Okay. Now, please go through the exact same exercise that you enacted for the person you did like. Note in the same way where you see the picture, whether it is in color, how sharp it is, how big it is, etc. Take your time with each step like you did the first time. When you are all done, note one more time the negative feelings and thoughts you have about this person. Then, put your picture of this person aside, too.
Now take a moment to note the specific ways in which the picture of the person you liked, and the picture of the person you did not like, were represented differently. Was one in color and the other in black and white? Was one seen straight on and the other to one side? Was one really big and the other quite small? Please note the representational categories that were different. Don’t focus on the content (the fact that one picture was of one specific person, and one was of a different specific person); rather, focus on the way they were represented.
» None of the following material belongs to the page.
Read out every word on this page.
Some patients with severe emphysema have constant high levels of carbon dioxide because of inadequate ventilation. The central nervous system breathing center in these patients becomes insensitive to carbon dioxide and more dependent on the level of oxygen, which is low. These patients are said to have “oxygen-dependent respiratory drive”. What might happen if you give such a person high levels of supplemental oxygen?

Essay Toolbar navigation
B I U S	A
One of the great insights of NLP is that how we represent things in our brain produces all of the meaning we have about those things. For instance, for me, people who have great importance in my life are represented in my brain as very close by. People who are less significant are placed further away. If I want to consider someone as more important, all I have to do is change the representation of that person, and bring my picture of him or her closer. If someone is feeling too important in my life, I can make him or her less important by intentionally representing that picture further away. These small “submodality” changes, as they are called, can be very powerful.
To experience this dynamic, return to your thoughts of the person you have negative feelings about. Bring back the picture. Then, slowly and with respect, ask your brain to represent this picture in a new way; your brain is fully able to do this with ease. If, for instance, the picture of the person you like was in color, and the one of the person you do not like was in black and white, ask your brain to change your picture of this person to color. If the picture of the person you liked was life-sized, and that of the other person was tiny, ask your brain to grow that picture to life-sized. And on and on, until all of the representations are changed to be like the person you admire.
Please note that you have not changed any content at all. This is very important. You are still looking at the formerly-disliked person. But now, having changed all of the representations, take a turn inside and ask yourself: What do I feel about this person now? What meaning is my brain making of this person, compared to before? Is it the same, a little different, a lot different, or maybe very much like the feelings you have for the person you like? Any answer is fine; simply note how things have changed, if anything.
In short, this is how NLP works. With respect, we ask your brain to experience its experience differently, which means that you experience your experience differently. The content of your past life doesn’t change; the meaning of that past life changes tremendously, making a new present and future life available. And it is change that, unlike the advice in most self-help books, you don’t need to remember to sustain. It takes place deeply in the brain, and done properly, works and stays.